Natürlich hatten Surajew und Williams viele wichtige Ergebnisse ihres umfangreichen Wissenschaftsprogamms dabei, als sie bei kaltem und windigem Wetter in der kasachischen Steppe landeten. Für die Öffentlichkeit und die Presse ist indes der Geniestreich mit dem Weizen das Highlight des Fluges. Williams kann zudem auf einen neuen Rekord verweisen. Er hat in den vergangenen fünfeinhalb Monaten exakt 83 856 Fotos mit seinen Digitalkameras geschossen und damit seine bisherige Bestmarke aus dem Jahr 2006 überboten, als er mit dem Russen Pawel Winogradow und dem deutschen ESA-Astronauten Thomas Reiter unterwegs war. Einen Teil der Aufnahmen werde er bald ausstellen, versprach er. Insgesamt haben die ISS-Besatzungen nach Angaben der US–Luft- und Raumfahrtbehörde NASA bisher 639 000 Fotos gemacht.
Doch Surajew war nicht nur als Hobby-Biologe überaus erfolgreich. Er setzte auch bei der Popularisierung der Raumfahrt in seinem Land neue Maßstäbe. Als erster der über 100 russischen Kosmonauten richtete er einen Blog ein. Mit für russische Verhältnisse höchst ungewohnter Offenheit berichtete er unter dem Motto „Nachrichten aus der Schwerelosigkeit“ und „Das Tagebuch von Maxim Surajew“ wie ein Profi regelmäßig in Wort und Bild über das Geschehen an Bord. Er schilderte den ganz normalen All-Tag und die Arbeit mit ihren Tücken in der Erdaußenstation, stellte allgemein verständlich die wissenschaftlichen Geräte und Experimente vor, interviewte humorvoll seine Kollegen, erklärte die Küche, die Schlafkabinen und die sanitären Einrichtungen und unternahm rasante Kamerafahrten durch das Labyrinth der vielen Module.

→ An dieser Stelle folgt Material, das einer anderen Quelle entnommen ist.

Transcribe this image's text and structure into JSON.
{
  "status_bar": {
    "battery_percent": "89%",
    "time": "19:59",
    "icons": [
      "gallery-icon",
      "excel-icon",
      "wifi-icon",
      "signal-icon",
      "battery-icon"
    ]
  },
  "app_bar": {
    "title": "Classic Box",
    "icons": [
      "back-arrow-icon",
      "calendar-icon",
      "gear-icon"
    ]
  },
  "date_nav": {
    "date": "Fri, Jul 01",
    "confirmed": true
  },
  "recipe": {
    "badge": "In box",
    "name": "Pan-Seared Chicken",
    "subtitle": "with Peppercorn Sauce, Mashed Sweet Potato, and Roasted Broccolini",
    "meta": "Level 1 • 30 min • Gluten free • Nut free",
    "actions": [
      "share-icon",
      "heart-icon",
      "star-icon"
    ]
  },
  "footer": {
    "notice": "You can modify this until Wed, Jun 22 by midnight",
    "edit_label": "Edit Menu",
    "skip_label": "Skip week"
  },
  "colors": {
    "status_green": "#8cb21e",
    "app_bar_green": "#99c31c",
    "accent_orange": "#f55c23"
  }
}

Als begeisterter Fotograf machte auch er ungezählte Fotos und lieferte so die ersten Bilder von der Erde aus der neuen Aussichtsplattform „Cupola“ mit ihren sieben Panorama-Fenstern. Sein schauspielerisches Talent, sein Mutterwitz, seine Sprachgewalt und seine fachliche Kompetenz begeisterten nicht nur sein einheimisches Publikum und machten ihn bald zum Kultstar.
Surajews internationale Fan-Gemeinde wird ihn schmerzlich vermissen, denn ein Nachfolger ist nicht in Sicht. Landsmann Oleg Kotow, der jetzt als Kommandant mit dem Amerikaner Timothy Creamer und dem Japaner Koichi Noguchi die 23. Stammbesatzung bildet, hat schon abgewinkt. Er ist nicht so ein extrovertierter Typ wie der Blondschopf aus Tscheljabinsk. Aber vielleicht springt ja einer der beiden Russen, die Anfang April mit einer Amerikanerin zur ISS fliegen und die Mannschaft wieder komplett machen, für Surajew ein. Immerhin ist Russland dann erstmals mit drei Kosmonauten in der Station vertreten. Da sollte doch etwas zu machen sein, zumal große Jubiläen anstehen: Am 12. April feiert das „Sternenstädtchen“, wo die Kosmonauten ausgebildet werden, sein 50. Gründungsjubiläum, und am 12. April 2011 jährt sich zum 50. Mal der Tag, an dem Juri Gagarin als erster Mensch ins All flog und das Zeitalter der bemannten Raumfahrt einleitete.